Septic Emboli with Bilateral Carotid Occlusion and Thrombecromy

Another unusual stroke case from neuroangio.org.  A young patient with right MCA syndrome last known well about 2 hours prior, before transfer.

After transfer (2 hours transfer time), therefore 4 hours after last known well.   Again, time is a surrogate.  Collaterals is brain.  This one seems to have had none.  Very unusual given young age.

Perfusion — unlabeled.  either one could be CBF or CBV (CBV is on top).  Time to go back home, right?

CTA MIP image.  Can you see the problem?

Source images.  The right carotid is occluded at the terminus.  The left carotid is closed also!  Where — CTA can’t tell. There is reconstitution beyond the ophthalmic segment but it looks like there is clot across the ophthalmic ostium also

Now we have to angio.  Right PCOM is still alive.  The clot is just beyond the anterior choroidal.

Left side

Left CCA.  The ophthalmic (white arrow) is not helping. Which means the embolus is at the ostium

Left vert. Money shot.  The entire left hemisphere and the right ACA are all supplied by the left PCOM.  This explains the quick death of the right hemisphere — the patient likely had leptomeningeal collaterals.  However these could not be fully recruited given that the left hemisphere was marginally perfused via the PCOM.  Notice significant delay in contrast transit time between the posterior and anterior circulations.  Looks like we have to bit the bullet and proceed with left ICA thrombectomy.  Risk is high, of course, as any distal embolus can be devastating, but given the perfusoinal status it looks like there is not much choice

Lateral views

First comes the Solitaire 4×40 with a Flowgate balloon inflated in the proximal left ICA.  Image at the left is post-Solitaire — TICI 0

Next is ACE68 — Sofia 6 does not fit into the Flowgate.   Notice how the Ace migrates forward under slight forward tension as it engages the clot.

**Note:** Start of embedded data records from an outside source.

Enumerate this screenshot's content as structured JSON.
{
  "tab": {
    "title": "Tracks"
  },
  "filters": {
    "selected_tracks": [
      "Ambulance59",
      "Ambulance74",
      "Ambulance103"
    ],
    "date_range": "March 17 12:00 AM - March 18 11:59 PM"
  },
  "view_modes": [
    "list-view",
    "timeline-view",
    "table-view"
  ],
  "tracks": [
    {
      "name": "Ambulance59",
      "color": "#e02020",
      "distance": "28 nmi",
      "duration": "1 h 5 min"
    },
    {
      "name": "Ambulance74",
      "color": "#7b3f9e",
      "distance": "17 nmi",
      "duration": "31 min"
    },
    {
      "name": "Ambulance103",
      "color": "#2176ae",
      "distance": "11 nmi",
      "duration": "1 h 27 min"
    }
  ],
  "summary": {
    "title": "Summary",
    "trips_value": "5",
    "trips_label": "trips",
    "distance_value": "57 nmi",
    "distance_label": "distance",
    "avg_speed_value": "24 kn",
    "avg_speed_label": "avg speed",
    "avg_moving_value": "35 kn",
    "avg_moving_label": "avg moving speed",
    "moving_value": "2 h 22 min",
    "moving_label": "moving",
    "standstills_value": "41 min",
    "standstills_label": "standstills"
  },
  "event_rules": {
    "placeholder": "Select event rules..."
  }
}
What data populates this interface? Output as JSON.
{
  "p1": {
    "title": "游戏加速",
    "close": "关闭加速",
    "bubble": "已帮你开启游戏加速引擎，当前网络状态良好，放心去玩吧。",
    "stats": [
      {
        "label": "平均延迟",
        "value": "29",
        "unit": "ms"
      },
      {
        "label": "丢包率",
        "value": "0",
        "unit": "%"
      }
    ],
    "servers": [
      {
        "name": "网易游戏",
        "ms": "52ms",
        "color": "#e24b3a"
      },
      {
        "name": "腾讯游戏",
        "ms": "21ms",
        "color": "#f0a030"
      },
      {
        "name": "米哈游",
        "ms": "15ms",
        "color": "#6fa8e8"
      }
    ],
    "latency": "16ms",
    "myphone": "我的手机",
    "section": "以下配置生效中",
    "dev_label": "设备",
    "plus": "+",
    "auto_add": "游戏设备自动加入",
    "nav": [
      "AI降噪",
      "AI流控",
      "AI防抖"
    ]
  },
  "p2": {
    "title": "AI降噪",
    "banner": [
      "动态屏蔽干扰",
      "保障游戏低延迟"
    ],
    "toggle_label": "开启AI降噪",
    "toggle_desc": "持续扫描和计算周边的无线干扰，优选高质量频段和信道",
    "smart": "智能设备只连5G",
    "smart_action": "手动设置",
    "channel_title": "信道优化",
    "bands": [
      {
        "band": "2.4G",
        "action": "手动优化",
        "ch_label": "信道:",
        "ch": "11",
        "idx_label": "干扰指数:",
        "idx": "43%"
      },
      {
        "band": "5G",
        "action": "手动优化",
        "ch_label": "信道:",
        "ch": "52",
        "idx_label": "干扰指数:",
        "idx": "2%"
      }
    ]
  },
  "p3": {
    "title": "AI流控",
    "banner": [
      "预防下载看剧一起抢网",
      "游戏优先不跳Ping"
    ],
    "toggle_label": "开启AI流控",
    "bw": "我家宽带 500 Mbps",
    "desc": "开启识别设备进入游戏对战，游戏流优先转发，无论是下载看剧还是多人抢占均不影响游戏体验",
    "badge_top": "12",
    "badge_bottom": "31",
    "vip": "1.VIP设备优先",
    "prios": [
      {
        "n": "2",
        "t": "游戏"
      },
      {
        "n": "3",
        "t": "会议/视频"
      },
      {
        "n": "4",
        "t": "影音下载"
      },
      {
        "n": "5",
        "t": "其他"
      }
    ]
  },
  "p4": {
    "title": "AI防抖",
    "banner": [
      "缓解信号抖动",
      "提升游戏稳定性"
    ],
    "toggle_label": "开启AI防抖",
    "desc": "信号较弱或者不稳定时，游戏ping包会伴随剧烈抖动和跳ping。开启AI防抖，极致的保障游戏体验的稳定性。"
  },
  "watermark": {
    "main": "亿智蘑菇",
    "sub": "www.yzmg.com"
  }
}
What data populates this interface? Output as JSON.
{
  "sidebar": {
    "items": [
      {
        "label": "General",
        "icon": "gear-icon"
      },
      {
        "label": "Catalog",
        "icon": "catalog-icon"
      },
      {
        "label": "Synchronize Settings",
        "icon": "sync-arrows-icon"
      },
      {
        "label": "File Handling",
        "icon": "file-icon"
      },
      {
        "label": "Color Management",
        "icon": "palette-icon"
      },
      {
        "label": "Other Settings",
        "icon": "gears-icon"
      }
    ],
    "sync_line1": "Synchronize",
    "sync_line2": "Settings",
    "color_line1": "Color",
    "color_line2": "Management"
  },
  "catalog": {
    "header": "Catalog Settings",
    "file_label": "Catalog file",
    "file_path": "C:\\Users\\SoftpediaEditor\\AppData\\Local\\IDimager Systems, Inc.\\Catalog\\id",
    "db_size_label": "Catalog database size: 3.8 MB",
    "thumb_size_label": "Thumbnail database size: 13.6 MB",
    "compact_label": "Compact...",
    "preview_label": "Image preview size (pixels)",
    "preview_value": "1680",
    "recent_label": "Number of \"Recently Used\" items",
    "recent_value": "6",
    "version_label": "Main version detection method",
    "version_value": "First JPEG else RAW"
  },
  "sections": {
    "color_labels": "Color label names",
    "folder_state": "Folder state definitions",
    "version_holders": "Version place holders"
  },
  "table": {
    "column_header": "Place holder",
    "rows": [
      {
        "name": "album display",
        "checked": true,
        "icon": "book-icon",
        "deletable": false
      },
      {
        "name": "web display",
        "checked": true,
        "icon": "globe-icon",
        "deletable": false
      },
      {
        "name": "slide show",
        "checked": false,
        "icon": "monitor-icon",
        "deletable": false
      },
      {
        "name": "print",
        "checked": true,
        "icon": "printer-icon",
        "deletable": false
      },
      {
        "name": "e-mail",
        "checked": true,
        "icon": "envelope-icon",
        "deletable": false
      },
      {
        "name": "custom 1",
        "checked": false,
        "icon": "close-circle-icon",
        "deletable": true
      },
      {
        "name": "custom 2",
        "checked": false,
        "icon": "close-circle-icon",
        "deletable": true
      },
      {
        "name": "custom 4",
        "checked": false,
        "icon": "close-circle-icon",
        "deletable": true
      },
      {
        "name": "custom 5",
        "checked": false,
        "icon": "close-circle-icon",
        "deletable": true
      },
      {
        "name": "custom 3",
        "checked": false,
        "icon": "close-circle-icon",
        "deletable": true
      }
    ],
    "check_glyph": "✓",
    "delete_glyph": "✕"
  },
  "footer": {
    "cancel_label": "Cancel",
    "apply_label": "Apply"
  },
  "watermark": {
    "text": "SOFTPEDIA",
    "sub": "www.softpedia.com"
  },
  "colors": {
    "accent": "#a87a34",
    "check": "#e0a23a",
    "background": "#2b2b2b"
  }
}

We had the Flowgate inflated all the time during and after the ACE68 aspiration.  Result is technically a TICI3, right!  Except for all the residual clot which is still stuck to the carotid.  Mercifully, it was quite sticky. Notice also some pretty severe supraclinoid spasm — a common problem with young patients.

So, why not go Solumbra from the get-go.  Got both 4×40 Solitaire and Ace 68 (white) in there now, with Flowgate balloon (black) still up.  Maybe we can put a Merci there somewhere also

Finally.  Except for the tremendous supraclinoid and distal cervical spasm, things look good

So we gave 3 mg of IA verapamil and waited 10 minutes.  A solid TICI 3 now

3 days later, CTA to make sure left side is still OK.  The hemicraniecromy was done 12 hours after the stroke — still, this was too long to wait on this certain hemicrani candidate.

Here is the embolus.  A weird rubbery consistency, unusual looking.  At this point we didn’t know this was going to be a dish of chewed up mitral valve liberally garnished with gram-negative rods

A large mitral valve vegatation was discovered later that day.  Final Dx is group B negative strep.

Key points are again — understanding collaterals is understanding pretty much everything there is to know about acute stroke.  Between perfusion and angio we come to understand why leptomeningeal collaterals could not be recruited in this patient and why it was necessary to take a chance with left ICA thrombectomy in a patient with a dead right MCA territory.